This week is turning out to be a memorable one for FTX, formerly the world's No. 3 crypto exchange.
The Securities and Exchange Commission (SEC) has filed civil charges against FTX founder Sam Bankman-Fried -- known universally as SBF -- claiming he misled investors who collectively deposited nearly $2 billion with FTX, which at one point had a valuation of $32 billion.
Department of Justice prosecutors are also weighing in. Its criminal indictment, unsealed this week in the Southern District of New York, charged SBF with eight counts of wire fraud, violation of campaign finance laws, conspiracy to commit commodities fraud, and other misdeeds.
SBF's attorney, Mark Cohen, with the law firm Cohen & Gresser, did not respond to a request for comment.
On Tuesday, restructuring czar and new FTX CEO John J. Ray III testified before the House Committee on Financial Services. Mr. Ray, who has 40 years of experience overseeing bankruptcies including Enron, has made his disdain clear, declaring: “Never in my career have I seen such a complete failure of corporate controls and such a complete absence of trustworthy financial information as occurred here."
Ray's testimony was full of larger observations and insights about what happened to FTX, and why. Here are 10 claims by Ray and government regulators to keep an eye on:
- Just another case of straight-up embezzlement: In his congressional testimony, Ray said the crypto part of the FTX's business is not the issue. "This is really just old fashioned embezzlement. This is just taking money from customers and using it for your own purpose. Not sophisticated at all.”
- FTX fraud has been going on for a while. “This is not something that happened overnight," Ray testified, making the case that FTX’s financial troubles date back months, maybe even years.
- Concentrated control was a major factor in FTX's collapse. As Ray put it in his testimony: “The FTX Group’s collapse appears to stem from the absolute concentration of control in the hands of a very small group of grossly inexperienced and unsophisticated individuals who failed to implement virtually any of the systems or controls that are necessary for a company that is entrusted with other people’s money or assets.”
- FTX relied on Quickbooks, used mostly by small and medium sized businesses, for accounting. Nothing against Quickbooks, Ray noted in his testimony, it's "a very nice tool, just not for a multibillion dollar company."
- Alameda’s business model was inherently unsafe. As a market maker, Ray observed, it routinely deployed funds to various third party exchanges. This "inherently unsafe" practice was "further exacerbated by the limited protections offered in certain foreign jurisdictions."

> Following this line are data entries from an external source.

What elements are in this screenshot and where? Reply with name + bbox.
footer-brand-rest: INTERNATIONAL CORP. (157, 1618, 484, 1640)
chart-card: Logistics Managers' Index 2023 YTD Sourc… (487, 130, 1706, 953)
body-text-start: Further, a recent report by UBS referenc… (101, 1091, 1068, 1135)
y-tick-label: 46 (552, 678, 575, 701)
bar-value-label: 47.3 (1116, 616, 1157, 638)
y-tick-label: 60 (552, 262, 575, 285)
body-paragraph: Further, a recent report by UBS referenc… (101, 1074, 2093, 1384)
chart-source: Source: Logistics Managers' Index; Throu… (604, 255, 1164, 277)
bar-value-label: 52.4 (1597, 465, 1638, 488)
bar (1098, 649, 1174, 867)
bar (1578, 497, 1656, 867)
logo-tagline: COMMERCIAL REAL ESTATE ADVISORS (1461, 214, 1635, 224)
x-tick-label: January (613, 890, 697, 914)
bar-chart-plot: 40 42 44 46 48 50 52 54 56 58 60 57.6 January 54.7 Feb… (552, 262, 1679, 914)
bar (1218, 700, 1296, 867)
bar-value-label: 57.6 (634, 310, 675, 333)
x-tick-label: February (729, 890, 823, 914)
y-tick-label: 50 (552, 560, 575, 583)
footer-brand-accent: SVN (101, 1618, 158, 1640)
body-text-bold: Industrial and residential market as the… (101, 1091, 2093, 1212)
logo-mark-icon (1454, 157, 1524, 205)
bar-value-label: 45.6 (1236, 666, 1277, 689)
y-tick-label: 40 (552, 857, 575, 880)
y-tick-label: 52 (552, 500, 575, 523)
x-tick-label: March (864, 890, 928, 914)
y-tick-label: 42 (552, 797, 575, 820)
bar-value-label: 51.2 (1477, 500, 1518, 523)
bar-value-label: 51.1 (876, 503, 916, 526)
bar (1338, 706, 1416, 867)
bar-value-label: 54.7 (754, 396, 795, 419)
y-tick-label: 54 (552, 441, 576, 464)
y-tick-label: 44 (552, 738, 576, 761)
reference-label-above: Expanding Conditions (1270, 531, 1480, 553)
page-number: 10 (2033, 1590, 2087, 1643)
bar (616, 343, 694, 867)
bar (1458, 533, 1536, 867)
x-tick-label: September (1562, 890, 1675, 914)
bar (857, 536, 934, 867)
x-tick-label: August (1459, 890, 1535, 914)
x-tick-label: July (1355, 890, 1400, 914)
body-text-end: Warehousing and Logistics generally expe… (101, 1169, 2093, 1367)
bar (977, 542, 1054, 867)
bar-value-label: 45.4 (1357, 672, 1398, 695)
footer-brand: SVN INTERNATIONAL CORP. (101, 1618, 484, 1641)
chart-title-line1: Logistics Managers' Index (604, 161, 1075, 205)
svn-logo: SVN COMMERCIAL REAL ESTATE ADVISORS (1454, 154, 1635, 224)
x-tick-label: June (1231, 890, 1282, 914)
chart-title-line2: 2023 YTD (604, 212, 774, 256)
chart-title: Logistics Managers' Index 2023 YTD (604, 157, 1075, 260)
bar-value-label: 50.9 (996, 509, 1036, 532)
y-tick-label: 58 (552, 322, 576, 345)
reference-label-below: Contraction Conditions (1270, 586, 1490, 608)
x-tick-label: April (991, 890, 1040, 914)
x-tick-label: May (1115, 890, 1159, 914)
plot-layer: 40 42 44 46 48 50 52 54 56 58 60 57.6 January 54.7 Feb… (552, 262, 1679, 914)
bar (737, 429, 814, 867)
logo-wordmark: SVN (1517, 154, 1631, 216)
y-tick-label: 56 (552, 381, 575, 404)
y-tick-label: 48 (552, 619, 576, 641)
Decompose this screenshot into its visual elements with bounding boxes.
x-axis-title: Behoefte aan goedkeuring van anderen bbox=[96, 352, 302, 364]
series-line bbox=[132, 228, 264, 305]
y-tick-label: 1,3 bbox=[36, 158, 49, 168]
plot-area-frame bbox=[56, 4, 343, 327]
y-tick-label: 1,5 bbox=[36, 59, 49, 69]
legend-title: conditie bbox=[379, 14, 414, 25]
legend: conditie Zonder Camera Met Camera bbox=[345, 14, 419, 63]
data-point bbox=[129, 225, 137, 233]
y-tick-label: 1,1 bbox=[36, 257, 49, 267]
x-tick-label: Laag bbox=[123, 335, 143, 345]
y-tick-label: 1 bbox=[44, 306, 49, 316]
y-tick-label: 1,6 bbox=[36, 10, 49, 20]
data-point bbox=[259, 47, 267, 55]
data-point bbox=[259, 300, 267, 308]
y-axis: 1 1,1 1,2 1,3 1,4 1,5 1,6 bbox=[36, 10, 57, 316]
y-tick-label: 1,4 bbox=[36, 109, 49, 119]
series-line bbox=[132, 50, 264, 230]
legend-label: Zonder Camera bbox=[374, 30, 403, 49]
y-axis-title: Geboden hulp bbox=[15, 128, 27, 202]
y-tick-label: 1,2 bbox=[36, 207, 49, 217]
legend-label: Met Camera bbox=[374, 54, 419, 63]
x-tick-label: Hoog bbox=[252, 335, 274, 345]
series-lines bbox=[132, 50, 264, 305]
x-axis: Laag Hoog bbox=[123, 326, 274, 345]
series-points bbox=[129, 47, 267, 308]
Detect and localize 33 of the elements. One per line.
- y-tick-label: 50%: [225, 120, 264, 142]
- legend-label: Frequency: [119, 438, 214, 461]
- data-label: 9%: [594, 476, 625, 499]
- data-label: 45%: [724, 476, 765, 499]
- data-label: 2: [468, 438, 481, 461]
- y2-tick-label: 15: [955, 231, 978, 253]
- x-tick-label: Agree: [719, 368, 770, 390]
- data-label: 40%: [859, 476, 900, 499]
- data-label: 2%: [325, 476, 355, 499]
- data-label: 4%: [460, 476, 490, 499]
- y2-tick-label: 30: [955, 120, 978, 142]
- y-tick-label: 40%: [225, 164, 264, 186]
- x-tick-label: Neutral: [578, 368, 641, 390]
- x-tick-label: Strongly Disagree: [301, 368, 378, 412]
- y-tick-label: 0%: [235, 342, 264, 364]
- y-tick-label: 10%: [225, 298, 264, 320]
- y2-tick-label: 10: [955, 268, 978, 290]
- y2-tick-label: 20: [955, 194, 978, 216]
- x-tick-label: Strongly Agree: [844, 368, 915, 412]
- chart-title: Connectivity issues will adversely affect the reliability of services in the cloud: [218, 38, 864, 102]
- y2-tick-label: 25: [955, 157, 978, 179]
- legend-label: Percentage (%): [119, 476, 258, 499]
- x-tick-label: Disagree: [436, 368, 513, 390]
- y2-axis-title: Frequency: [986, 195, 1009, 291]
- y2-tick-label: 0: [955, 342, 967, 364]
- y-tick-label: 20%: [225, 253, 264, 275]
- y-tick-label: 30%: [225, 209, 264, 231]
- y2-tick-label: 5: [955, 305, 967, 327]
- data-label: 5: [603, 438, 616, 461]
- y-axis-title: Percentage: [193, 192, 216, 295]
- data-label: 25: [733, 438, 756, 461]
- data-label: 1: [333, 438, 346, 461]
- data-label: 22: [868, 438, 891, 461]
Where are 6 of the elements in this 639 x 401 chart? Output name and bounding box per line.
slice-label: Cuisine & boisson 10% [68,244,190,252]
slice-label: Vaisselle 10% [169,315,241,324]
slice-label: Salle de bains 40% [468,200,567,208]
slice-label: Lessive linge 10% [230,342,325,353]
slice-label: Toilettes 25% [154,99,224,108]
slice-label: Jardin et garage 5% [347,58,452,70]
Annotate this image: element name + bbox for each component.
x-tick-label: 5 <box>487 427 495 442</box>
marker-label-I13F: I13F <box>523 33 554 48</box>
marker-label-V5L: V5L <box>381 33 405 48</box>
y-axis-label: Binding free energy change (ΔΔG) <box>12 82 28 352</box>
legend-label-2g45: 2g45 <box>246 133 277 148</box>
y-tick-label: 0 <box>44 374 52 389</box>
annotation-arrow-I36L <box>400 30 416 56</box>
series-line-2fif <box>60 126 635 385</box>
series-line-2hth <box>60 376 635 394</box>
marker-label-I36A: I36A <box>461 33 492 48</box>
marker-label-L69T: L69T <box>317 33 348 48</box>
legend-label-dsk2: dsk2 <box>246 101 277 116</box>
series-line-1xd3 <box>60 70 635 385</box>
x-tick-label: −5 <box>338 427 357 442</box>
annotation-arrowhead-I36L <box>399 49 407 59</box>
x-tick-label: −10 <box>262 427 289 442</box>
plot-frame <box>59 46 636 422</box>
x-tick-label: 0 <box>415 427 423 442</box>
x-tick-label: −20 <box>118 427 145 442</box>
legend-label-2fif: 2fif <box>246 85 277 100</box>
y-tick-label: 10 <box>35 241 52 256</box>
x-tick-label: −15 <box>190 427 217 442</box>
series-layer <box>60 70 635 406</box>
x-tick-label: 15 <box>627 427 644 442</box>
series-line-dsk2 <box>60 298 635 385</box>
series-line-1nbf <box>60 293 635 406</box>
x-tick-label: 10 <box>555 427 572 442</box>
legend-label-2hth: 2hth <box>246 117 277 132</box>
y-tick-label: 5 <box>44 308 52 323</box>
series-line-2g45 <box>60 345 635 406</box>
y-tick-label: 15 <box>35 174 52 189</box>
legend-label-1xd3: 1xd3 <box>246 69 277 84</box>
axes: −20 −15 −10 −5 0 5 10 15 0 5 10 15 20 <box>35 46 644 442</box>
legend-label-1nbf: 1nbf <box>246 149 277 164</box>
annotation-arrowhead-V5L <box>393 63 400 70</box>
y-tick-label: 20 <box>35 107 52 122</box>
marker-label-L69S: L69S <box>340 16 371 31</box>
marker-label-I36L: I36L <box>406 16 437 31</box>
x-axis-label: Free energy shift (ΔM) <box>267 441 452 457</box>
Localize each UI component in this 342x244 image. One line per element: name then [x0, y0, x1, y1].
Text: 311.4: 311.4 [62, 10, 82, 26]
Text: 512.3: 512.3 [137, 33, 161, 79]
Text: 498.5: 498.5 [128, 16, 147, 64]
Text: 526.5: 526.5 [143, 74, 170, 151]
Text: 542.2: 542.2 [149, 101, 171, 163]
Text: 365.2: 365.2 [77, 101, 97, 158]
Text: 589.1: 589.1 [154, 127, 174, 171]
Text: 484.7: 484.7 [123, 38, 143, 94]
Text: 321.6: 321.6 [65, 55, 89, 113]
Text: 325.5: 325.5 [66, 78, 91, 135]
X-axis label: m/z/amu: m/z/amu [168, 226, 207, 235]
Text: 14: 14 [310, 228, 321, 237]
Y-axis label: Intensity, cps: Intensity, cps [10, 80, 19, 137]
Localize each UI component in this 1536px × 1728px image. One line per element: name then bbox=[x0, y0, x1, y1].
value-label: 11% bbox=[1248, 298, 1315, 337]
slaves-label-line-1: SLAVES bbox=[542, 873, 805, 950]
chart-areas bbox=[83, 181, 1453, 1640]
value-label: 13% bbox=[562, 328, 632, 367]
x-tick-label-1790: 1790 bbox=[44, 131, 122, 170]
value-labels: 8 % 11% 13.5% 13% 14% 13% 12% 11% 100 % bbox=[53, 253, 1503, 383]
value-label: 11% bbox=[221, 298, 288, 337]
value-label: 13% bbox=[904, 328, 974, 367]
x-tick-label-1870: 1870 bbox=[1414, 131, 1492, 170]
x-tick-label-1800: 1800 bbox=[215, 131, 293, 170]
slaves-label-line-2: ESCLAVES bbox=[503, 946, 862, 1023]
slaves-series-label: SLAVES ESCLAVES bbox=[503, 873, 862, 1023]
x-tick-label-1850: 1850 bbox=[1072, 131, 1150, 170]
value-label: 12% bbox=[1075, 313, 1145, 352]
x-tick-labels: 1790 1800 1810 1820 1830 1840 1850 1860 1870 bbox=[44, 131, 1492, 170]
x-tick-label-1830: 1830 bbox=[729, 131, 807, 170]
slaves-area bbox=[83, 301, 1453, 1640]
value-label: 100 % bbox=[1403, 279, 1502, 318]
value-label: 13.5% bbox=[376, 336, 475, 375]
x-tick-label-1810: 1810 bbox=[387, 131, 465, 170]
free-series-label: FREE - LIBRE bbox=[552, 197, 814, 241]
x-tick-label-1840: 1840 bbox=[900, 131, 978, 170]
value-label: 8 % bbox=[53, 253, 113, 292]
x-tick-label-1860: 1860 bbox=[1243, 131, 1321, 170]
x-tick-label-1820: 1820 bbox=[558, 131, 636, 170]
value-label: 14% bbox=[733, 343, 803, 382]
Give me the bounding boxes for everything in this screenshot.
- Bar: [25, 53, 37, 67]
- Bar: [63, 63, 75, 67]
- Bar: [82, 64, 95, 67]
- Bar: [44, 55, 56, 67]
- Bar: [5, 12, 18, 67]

- FTX's "independent" companies were not independent. “Questions have been raised as to why all of the FTX Group companies were included in the Chapter 11 filing, particularly FTX US," Ray noted in his congressional testimony. "The answer is because FTX US was not operated independently of FTX.com; Chapter 11 protection was necessary both to avoid a “run on the bank” at FTX US and to allow our team the time to identify and protect its assets.”
- SBF was instrumental in perpetuating "massive" fraud. According to the SEC, FTX's issues did not develop overnight, or even over the space of weeks or months. SBF "was orchestrating a massive, years-long fraud, diverting billions of dollars of the trading platform’s customer funds for his own personal benefit and to help grow his crypto empire,” the SEC alleged in its 28-page complaint, filed on Dec. 13 in U.S. District Court for the Southern District of New York.
- Thanks to SBF and FTX, Alameda had almost unlimited access to funds. SBF “told investors and prospective investors that FTX had top-notch, sophisticated automated risk measures in place to protect customer assets, that those assets were safe and secure, and that Alameda was just another platform customer with no special privileges," the SEC complaint says. "These statements were false and misleading. In truth, Bankman-Fried had exempted Alameda from the risk mitigation measures and had provided Alameda with significant special treatment on the FTX platform, including a virtually unlimited 'line of credit' funded by the platform’s customers.”
- SBF used FTX funds to personally enrich himself. “From the start," the SEC complaint says, SBF "improperly diverted customer assets to his privately-held crypto hedge fund, Alameda Research LLC... and then used those customer funds to make undisclosed venture investments, lavish real estate purchases, and large political donations.”
- SBF continued to enrich himself until the final moments. "Even as it was increasingly clear that Alameda and FTX could not make customers whole, (SBF) continued to misappropriate FTX customer funds," the SEC complaint states. "Through the summer of 2022, he directed hundreds of millions more in FTX customer funds to Alameda, which he then used for additional venture investments and for 'loans' to himself and other FTX executives."